And so we settled into our new home in unit 207 of Su Casa Apartments, which didn’t take too long. I shook out my duffel bag on the closet floor, stacked my art supplies on the shelf, and set my typewriter on the box that previously held my paints and pastels. I propped my two guitars against a wall, and we tossed a thin foam mattress onto the bedroom floor.
Jody hung her clothes in the closet and we were done: Hollywood residents with 300 dollars and zero jobs between us. So we went to the movies.
That summer Martin Scorsese’s The Last Temptation of Christ caused the American South to lose its shit. Loving Christians picketed, protested, and condemned not only Scorsese to eternal damnation but anyone who dared to see, project, or defend the film. Last Temptation apparently possessed some magical superpower that leeched a lifetime of faith from a viewer’s soul in its 164 minute running time. The film was a sacrilege, a heresy guaranteed to cause spiritual insanity, metaphysical shingles, and moral dyspepsia. According to its detractors, The Last Temptation of Christ was the cinematic Hitler, or at least Rockwell. No theater in Savannah or Spartanburg dared run such a dangerous film, but we were in the big city now. We crowded into a theater the size of a living room, the lights dimmed, and Peter Gabriel’s score filled the darkened room.

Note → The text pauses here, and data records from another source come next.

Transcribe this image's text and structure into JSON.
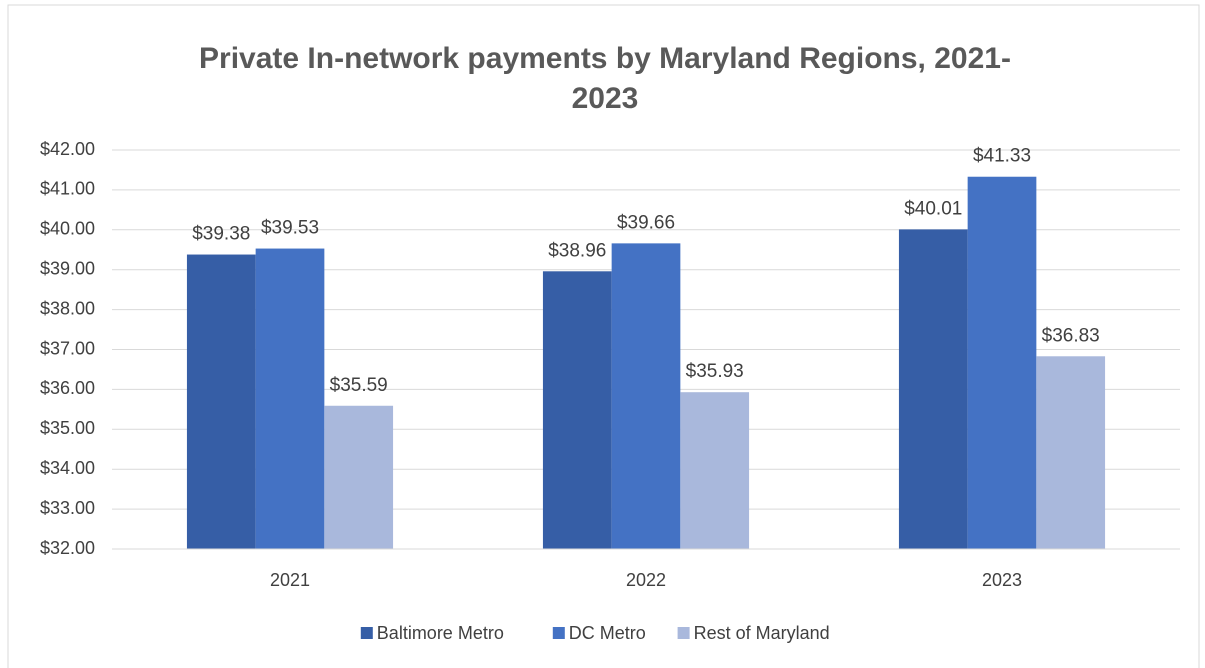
{
  "chart_data": {
    "type": "bar",
    "title": [
      "Private In-network payments by Maryland Regions, 2021-",
      "2023"
    ],
    "categories": [
      "2021",
      "2022",
      "2023"
    ],
    "series": [
      {
        "name": "Baltimore Metro",
        "color": "#365ea6",
        "values": [
          39.38,
          38.96,
          40.01
        ],
        "value_labels": [
          "$39.38",
          "$38.96",
          "$40.01"
        ]
      },
      {
        "name": "DC Metro",
        "color": "#4472c4",
        "values": [
          39.53,
          39.66,
          41.33
        ],
        "value_labels": [
          "$39.53",
          "$39.66",
          "$41.33"
        ]
      },
      {
        "name": "Rest of Maryland",
        "color": "#a9b8dc",
        "values": [
          35.59,
          35.93,
          36.83
        ],
        "value_labels": [
          "$35.59",
          "$35.93",
          "$36.83"
        ]
      }
    ],
    "ylim": [
      32,
      42
    ],
    "yticks": [
      {
        "value": 32,
        "label": "$32.00"
      },
      {
        "value": 33,
        "label": "$33.00"
      },
      {
        "value": 34,
        "label": "$34.00"
      },
      {
        "value": 35,
        "label": "$35.00"
      },
      {
        "value": 36,
        "label": "$36.00"
      },
      {
        "value": 37,
        "label": "$37.00"
      },
      {
        "value": 38,
        "label": "$38.00"
      },
      {
        "value": 39,
        "label": "$39.00"
      },
      {
        "value": 40,
        "label": "$40.00"
      },
      {
        "value": 41,
        "label": "$41.00"
      },
      {
        "value": 42,
        "label": "$42.00"
      }
    ],
    "grid": true,
    "legend": "bottom"
  }
}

That soundtrack remains in my power rotation 25 years later, or more precisely my low power rotation. During my bouts of insomnia I play Passion on repeat, sometimes greeting daylight through the blinds while “It Is Accomplished” weeps and bleeds in my damaged ears. I’ve made love to that score, painted to it, written, moped, and entertained death.

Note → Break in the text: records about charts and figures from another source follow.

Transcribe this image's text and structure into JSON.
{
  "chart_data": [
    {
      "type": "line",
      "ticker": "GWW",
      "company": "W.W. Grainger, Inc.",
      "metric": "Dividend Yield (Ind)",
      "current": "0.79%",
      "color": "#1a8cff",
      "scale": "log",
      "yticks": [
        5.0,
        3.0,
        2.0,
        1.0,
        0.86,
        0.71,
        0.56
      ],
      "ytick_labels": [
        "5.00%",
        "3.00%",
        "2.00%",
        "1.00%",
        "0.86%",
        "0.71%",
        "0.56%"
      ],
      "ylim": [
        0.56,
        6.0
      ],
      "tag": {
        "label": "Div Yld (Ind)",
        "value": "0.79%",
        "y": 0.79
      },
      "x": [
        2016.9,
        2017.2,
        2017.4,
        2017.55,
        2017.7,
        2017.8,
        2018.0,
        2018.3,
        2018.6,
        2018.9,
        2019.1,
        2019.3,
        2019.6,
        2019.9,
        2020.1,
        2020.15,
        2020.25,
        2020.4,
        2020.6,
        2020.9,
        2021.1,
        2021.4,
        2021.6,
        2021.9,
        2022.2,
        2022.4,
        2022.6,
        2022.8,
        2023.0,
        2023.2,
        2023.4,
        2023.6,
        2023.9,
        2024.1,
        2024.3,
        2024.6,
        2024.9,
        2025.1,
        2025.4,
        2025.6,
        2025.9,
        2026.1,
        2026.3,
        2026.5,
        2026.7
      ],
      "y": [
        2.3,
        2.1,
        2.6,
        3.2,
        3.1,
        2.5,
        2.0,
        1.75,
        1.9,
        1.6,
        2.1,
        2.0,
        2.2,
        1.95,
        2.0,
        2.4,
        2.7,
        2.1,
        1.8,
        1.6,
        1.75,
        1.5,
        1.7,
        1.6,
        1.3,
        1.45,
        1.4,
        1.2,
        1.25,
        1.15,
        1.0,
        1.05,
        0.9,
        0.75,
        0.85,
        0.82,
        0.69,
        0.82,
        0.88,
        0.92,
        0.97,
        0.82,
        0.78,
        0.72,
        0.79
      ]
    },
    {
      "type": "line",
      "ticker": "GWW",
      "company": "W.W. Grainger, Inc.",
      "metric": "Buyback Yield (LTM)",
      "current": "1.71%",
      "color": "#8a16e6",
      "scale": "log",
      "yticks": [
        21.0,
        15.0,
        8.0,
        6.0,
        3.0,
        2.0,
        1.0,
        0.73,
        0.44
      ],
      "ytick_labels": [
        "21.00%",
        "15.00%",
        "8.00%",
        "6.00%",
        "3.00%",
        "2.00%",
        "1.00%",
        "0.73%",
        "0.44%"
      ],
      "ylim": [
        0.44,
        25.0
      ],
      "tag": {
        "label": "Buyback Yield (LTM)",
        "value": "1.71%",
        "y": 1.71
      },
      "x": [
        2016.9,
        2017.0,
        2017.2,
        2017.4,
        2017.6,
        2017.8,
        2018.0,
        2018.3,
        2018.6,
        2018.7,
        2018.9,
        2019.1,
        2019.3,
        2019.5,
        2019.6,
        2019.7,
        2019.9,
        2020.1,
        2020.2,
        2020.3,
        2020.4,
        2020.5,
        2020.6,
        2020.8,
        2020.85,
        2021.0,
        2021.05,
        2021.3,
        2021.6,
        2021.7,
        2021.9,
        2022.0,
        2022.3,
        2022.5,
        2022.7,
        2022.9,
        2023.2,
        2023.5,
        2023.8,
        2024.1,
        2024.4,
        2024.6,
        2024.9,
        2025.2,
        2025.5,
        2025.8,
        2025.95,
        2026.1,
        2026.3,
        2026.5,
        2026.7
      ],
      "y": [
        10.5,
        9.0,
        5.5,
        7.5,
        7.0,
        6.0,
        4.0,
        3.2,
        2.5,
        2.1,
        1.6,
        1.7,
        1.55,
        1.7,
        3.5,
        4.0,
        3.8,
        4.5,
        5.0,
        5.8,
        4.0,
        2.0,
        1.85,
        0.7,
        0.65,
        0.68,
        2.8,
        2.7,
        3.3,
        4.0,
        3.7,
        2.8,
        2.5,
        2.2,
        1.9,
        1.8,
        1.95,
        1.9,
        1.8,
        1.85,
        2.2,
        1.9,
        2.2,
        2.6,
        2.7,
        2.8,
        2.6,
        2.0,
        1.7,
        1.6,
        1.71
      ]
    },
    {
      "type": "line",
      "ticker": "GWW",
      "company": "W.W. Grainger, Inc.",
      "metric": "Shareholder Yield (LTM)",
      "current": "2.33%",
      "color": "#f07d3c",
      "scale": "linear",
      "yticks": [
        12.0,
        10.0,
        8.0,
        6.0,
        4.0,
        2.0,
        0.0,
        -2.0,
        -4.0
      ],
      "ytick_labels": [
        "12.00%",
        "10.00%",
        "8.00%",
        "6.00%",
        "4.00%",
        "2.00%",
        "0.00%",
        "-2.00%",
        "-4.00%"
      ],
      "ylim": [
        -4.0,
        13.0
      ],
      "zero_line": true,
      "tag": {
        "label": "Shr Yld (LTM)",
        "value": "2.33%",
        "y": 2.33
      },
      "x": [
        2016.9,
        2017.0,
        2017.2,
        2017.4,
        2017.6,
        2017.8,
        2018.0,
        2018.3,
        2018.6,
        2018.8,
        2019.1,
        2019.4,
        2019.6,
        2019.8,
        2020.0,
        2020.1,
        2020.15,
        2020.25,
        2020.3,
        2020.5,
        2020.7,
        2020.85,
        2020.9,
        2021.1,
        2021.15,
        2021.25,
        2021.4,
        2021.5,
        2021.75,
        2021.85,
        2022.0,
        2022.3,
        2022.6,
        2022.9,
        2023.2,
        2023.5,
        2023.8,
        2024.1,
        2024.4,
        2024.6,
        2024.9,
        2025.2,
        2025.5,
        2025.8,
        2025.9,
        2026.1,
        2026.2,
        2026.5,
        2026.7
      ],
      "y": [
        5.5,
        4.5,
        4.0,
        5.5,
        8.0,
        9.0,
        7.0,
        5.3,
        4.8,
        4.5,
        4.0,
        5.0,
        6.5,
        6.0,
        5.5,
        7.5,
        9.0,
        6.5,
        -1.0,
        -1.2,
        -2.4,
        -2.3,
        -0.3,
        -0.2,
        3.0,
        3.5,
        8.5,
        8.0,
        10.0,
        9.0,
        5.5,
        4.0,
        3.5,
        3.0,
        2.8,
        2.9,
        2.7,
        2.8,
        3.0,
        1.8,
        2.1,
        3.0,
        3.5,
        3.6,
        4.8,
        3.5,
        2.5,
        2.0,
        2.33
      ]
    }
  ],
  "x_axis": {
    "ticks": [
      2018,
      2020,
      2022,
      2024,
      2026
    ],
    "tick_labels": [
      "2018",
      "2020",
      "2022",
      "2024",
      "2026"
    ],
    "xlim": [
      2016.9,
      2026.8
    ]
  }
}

The first time I reached any kind of meditative state I was listening to Passion in bed nude and uncovered, flat on my back like a gingerbread man, no sensory input but the music. I felt like I was floating at a perfect ambient temperature, my entire body imbued with a sort of post-coital satisfaction: affection and ecstasy, love for everyone and everything. For years after that I tried to get back there, but I am a shitty practitioner of anything other than scattering words across the page like lines of hungry black ants.
How good can a Jesus movie be when Harvey Keitel plays Judas and David Bowie makes a cameo as Pontius Pilate? Willem Dafoe makes a great white Jesus, though, with his lean body, angular face, and earnest menace. A good cinematic Jesus should be able to work up a rage as well as love and kindness, after all. My pick for best supporting performance goes to Barbara Hershey’s bush, in which the chosen people wandered lost for many years.
I didn’t see the same movie that the fundamentalists saw; in fact, I’m not sure that I saw the film that Scorsese made. My Last Temptation was the story of a son born for no other reason than to satisfy his father; a boy without a life of his own. That was his struggle: Do I live my own life or the one that my father demands? What can I do to please him? Why is he so hard on me? You think you have problems? My pops wants me nailed to a board because he loves you. Talk about a mind fuck. All I want is just once to hear, “Hey, good job, Jesus,” but no, it’s always “Go wander off into the desert and starve. When I need you I’ll send a snake with a message. And stay away from Barbara Hershey’s bush. That’s not for you.”
The cornerstone of western civilization is the story of a shitty dad and the adoring son who dies trying to please him. Consummatum Est — it is finished. At least that’s what I saw that afternoon with the lights low and the music loud, and I sobbed.
We made our way back to Hollywood through Beverly Hills, Jody’s Cordoba coughing and sputtering among the Porsches and Ferraris that weren’t moving any faster than us. “We have to find jobs,” I said. “I’m going to that record store we saw on Vine Street.”
“Drop me off on Melrose and I’ll try the restaurants,” she said.
The store was named Music Plus, half record store half video rentals. It was a freestanding shop near the corner of Sunset and Vine. Across the street stood a McDonald’s and just a few doors down from that was the “Welcome to the Jungle” Greyhound Station. Around the corner was the Cinerama Dome and a Fatburger. Just up the street were the Capitol Records tower, the Hollywood Palladium, a radio station, and a television studio where several sitcoms were filmed live in front of a studio audience.
I asked the guy behind the counter for an application and filled it out on the spot. “Can I see the manager?” I asked.
“I’m the assistant manager. I’ll take that, thanks.” He slid my application under the counter.
“Aren’t you going to look at it?”
“We’ll be in touch.”
“I really think you should look at my experience,” I said.
He smiled the “if it will get you out of here” smile and retrieved my application. “Oh, you have a lot of record store experience,” he said.
“Yes I do.”
“Hold on a minute, come with me.” We walked to the back room. “Irene, meet James,” he said. “Irene’s our manager.” Ten minutes later I was a $5.50 an hour employee of Music Plus.
Jody landed a job, too: nine bucks an hour as hostess for a fancy restaurant down on Melrose Avenue. After the movie we were down to $275, but it finally looked like we were going to make it. I wondered whether my father would be proud.